Oleh: Nana Sudiana (Direktur Akademizi, Associate Expert FOZ)
Membangun dan menyiapkan SDM unggul dan berkualitas memang tak mudah, apalagi pekerjaan ini bisa memakan waktu cukup lama. Sudah begitu, proses yang sedang dibangun pun prinsipnya paralel. Ada keinginan besar gerakan zakat Indonesia untuk semakin terlibat dalam membantu memudahkan urusan pengelolaan HRD amil zakat secara bersama-sama. Artinya, tidak lagi urutan prosesnya per lembaga kondisinya sempurna terlebih dulu kemudian membantu lembaga lain.

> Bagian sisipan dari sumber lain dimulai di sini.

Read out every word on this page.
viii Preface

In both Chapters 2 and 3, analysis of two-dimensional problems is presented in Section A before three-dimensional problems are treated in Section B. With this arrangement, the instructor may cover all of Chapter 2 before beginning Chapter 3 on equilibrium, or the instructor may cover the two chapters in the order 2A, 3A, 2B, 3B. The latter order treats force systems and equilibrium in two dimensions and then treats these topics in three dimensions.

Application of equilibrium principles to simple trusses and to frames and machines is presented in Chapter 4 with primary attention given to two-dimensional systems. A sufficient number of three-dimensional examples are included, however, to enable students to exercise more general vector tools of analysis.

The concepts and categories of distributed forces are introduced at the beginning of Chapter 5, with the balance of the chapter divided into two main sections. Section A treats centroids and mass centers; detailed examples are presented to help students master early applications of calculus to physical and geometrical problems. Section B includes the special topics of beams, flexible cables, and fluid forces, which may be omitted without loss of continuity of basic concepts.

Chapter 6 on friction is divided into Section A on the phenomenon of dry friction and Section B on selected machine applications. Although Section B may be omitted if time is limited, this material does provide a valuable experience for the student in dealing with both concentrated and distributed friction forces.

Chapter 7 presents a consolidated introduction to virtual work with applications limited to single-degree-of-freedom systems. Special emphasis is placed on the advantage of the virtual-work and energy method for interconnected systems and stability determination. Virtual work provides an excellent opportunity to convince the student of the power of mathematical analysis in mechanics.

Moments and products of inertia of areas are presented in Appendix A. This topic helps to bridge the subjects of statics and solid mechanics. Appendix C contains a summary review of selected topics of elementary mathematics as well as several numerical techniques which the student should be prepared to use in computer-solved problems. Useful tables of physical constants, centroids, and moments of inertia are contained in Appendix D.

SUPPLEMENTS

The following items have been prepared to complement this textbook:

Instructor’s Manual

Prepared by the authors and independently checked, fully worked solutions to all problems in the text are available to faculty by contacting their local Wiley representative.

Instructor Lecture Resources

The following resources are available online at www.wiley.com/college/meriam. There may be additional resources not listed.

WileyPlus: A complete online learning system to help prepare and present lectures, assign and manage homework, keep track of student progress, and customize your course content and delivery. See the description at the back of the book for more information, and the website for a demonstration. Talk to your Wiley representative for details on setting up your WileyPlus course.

Setiap lembaga yang ada, yang berkomitmen memajukan urusan HRD internalnya sejak awal bisa bergabung dalam menemukan dan mencari solusi bersama terkait HRD. Forum Zakat akan menjadi mediator bagi proses perbaikan HRD di masing-masing anggota FOZ dengan menggandeng pakar HRD yang kredibel dan memiliki kompetensi untuk menyiapkan penilaian awal, melatih, menyiapkan proses, juga memastikan aktivitas hulu ke hilir SDM. Bila dikerjakan secara simultan, diharapkan akan memudahkan dan mempercepat peningkatan kualitas SDM amil zakat Indonesia. Bila proses simultan ini berjalan dengan baik, tentu saja akan berpengaruh terhadap kemajuan atau keberhasilan pengelolaan SDM amil untuk memenuhi kebutuhan bersama-sama, baik pada masa sekarang maupun masa akan datang. Pekerjaan ini juga nantinya diharapkan akan mampu meningkatkan efektivitas dan efisiensi organisasi pengelola zakat yang ada di Indonesia.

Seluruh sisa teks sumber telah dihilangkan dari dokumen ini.